When people see a feline crouch down “they get messed up” in deciding what the animal is, Dick said.
The best way to gauge what an animal may be is to have some object with a known measurement alongside the animal or its track to get the scale, Dick continued. He explained that a cougar track, for example, is 4 to 4 1/2 inches across, while a bobcat’s track is about 3 inches wide.
Dick said Minnesota has a lot of bobcats, but he also said he doesn’t believe Jelinek’s photos show a bobcat.
Jelinek asked, “Does the DNR say there are no cougars in Minnesota?”
“The DNR is not denying that cougars could be in Minnesota,” Dick said. But they are “pretty darn rare between here and the East Coast,” he said.
Dick added that the Minnesota DNR gets about 100 calls per year, averaging one to two times per week, of possible cougar sightings.
“It’s a fun thing they’re doing,” Dick said about people getting photos of animals with trail cameras. “I find it interesting, too. I get these calls. It’s not like anyone is setting up a hoax. People tend to misunderstand.”
Dick, talking about data on cougars in the wild, mentioned the confirmed report of a cougar that had been radio collared in the Black Hills passing through the Roseau area in northern Minnesota.
Jelinek said he has heard reports of a cougar in the area of Sherburne County Road 2 in Baldwin Township just south of Princeton city limits.
The DNR, online, says that cougars, which are sometimes called pumas and mountain lions, were found throughout most of Minnesota prior to European settlement, “though never in large numbers. Today they are rarely seen but occasionally do appear.”
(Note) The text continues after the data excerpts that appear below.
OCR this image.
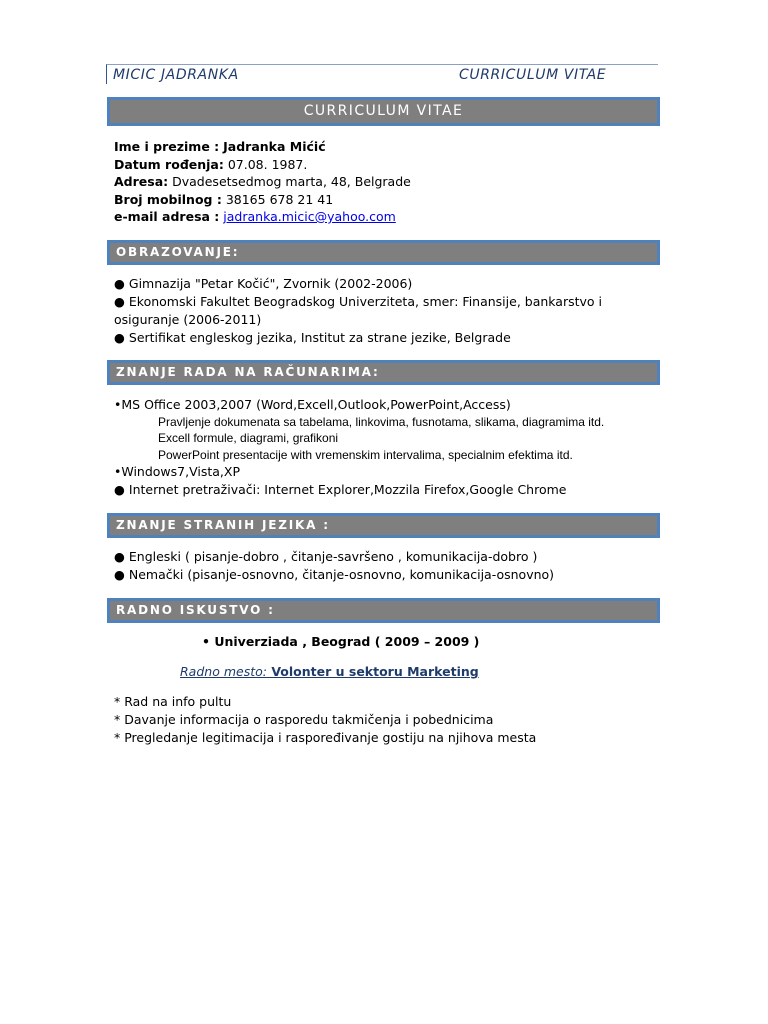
MICIC JADRANKA	CURRICULUM VITAE
CURRICULUM VITAE
Ime i prezime : Jadranka Mićić
Datum rođenja: 07.08. 1987.
Adresa: Dvadesetsedmog marta, 48, Belgrade
Broj mobilnog : 38165 678 21 41
e-mail adresa : jadranka.micic@yahoo.com
OBRAZOVANJE:
● Gimnazija "Petar Kočić", Zvornik (2002-2006)
● Ekonomski Fakultet Beogradskog Univerziteta, smer: Finansije, bankarstvo i
osiguranje (2006-2011)
● Sertifikat engleskog jezika, Institut za strane jezike, Belgrade
ZNANJE RADA NA RAČUNARIMA:
•MS Office 2003,2007 (Word,Excell,Outlook,PowerPoint,Access)
Pravljenje dokumenata sa tabelama, linkovima, fusnotama, slikama, diagramima itd.
Excell formule, diagrami, grafikoni
PowerPoint presentacije with vremenskim intervalima, specialnim efektima itd.
•Windows7,Vista,XP
● Internet pretraživači: Internet Explorer,Mozzila Firefox,Google Chrome
ZNANJE STRANIH JEZIKA :
● Engleski ( pisanje-dobro , čitanje-savršeno , komunikacija-dobro )
● Nemački (pisanje-osnovno, čitanje-osnovno, komunikacija-osnovno)
RADNO ISKUSTVO :
• Univerziada , Beograd ( 2009 – 2009 )
Radno mesto: Volonter u sektoru Marketing
* Rad na info pultu
* Davanje informacija o rasporedu takmičenja i pobednicima
* Pregledanje legitimacija i raspoređivanje gostiju na njihova mesta
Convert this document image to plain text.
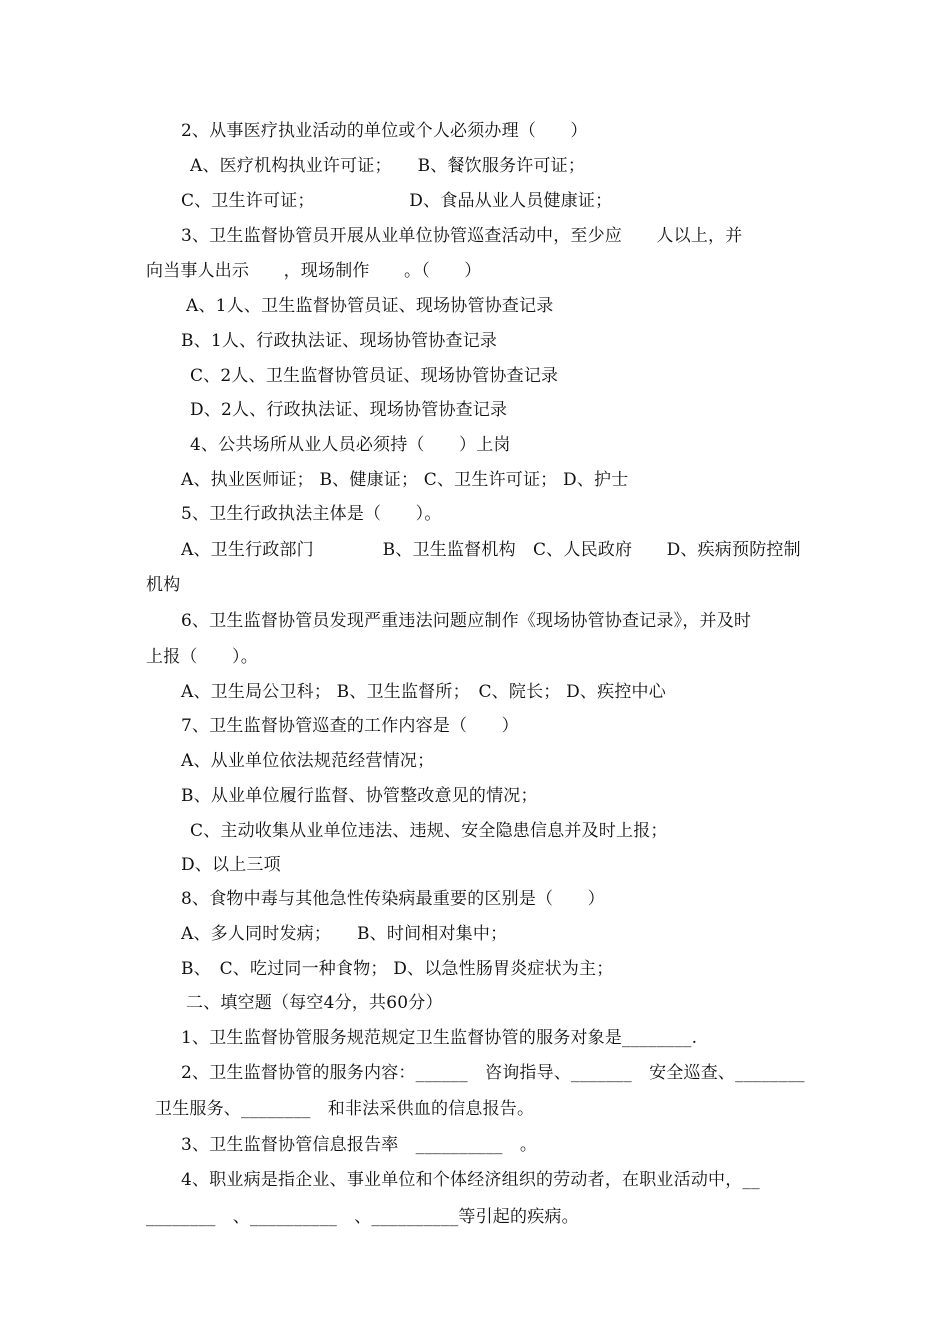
2、从事医疗执业活动的单位或个人必须办理（　　）
A、医疗机构执业许可证；　　B、餐饮服务许可证；
C、卫生许可证；　　　　　　D、食品从业人员健康证；
3、卫生监督协管员开展从业单位协管巡查活动中，至少应　　人以上，并
向当事人出示　　，现场制作　　。（　　）
A、1人、卫生监督协管员证、现场协管协查记录
B、1人、行政执法证、现场协管协查记录
C、2人、卫生监督协管员证、现场协管协查记录
D、2人、行政执法证、现场协管协查记录
4、公共场所从业人员必须持（　　）上岗
A、执业医师证； B、健康证； C、卫生许可证； D、护士
5、卫生行政执法主体是（　　）。
A、卫生行政部门　　　　B、卫生监督机构　C、人民政府　　D、疾病预防控制
机构
6、卫生监督协管员发现严重违法问题应制作《现场协管协查记录》，并及时
上报（　　）。
A、卫生局公卫科； B、卫生监督所；　C、院长； D、疾控中心
7、卫生监督协管巡查的工作内容是（　　）
A、从业单位依法规范经营情况；
B、从业单位履行监督、协管整改意见的情况；
C、主动收集从业单位违法、违规、安全隐患信息并及时上报；
D、以上三项
8、食物中毒与其他急性传染病最重要的区别是（　　）
A、多人同时发病；　　B、时间相对集中；
B、　C、吃过同一种食物； D、以急性肠胃炎症状为主；
二、填空题（每空4分，共60分）
1、卫生监督协管服务规范规定卫生监督协管的服务对象是________.
2、卫生监督协管的服务内容：______　咨询指导、_______　安全巡查、________
卫生服务、________　和非法采供血的信息报告。
3、卫生监督协管信息报告率　__________　。
4、职业病是指企业、事业单位和个体经济组织的劳动者，在职业活动中，__
________　、__________　、__________等引起的疾病。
Some may think the number of cougars in Minnesota is increasing, the website says, but “the number of verified cougar observations indicate that cougar occurrence in Minnesota is the result of transient animals from the western Dakotas.” The DNR also says that its annual scent-post and winter tracking surveys have recorded no evidence to suggest the possibility of a resident breeding population of cougars in the state.
The website chronicles 14 verified cougar sightings in the past four years, including the documented trek of one male cougar from western South Dakota through Minnesota and Wisconsin to southwestern Connecticut. It also notes a shooting of a cougar in southwestern Minnesota’s Jackson County and that all of those incidents have sparked speculation about cougars in Minnesota.
The DNR says cougars have a “secretive nature,” but if anyone is facing a cougar directly, they should raise their arms to make themselves appear larger and then speak loudly and firmly. The DNR advises against running, crouching or lying on the ground during a cougar encounter.
The DNR also warns not to shoot a cougar even if livestock or pets are threatened. It explains that cougars are a protected species and may only be killed by a licensed peace officer or authorized permit holder.
If a person thinks they have seen a cougar, they should report it to a conservation officer or to local law enforcement so that evidence such as photographs, tracks, hair and scat can be located, identified, confirmed and documented, the DNR states.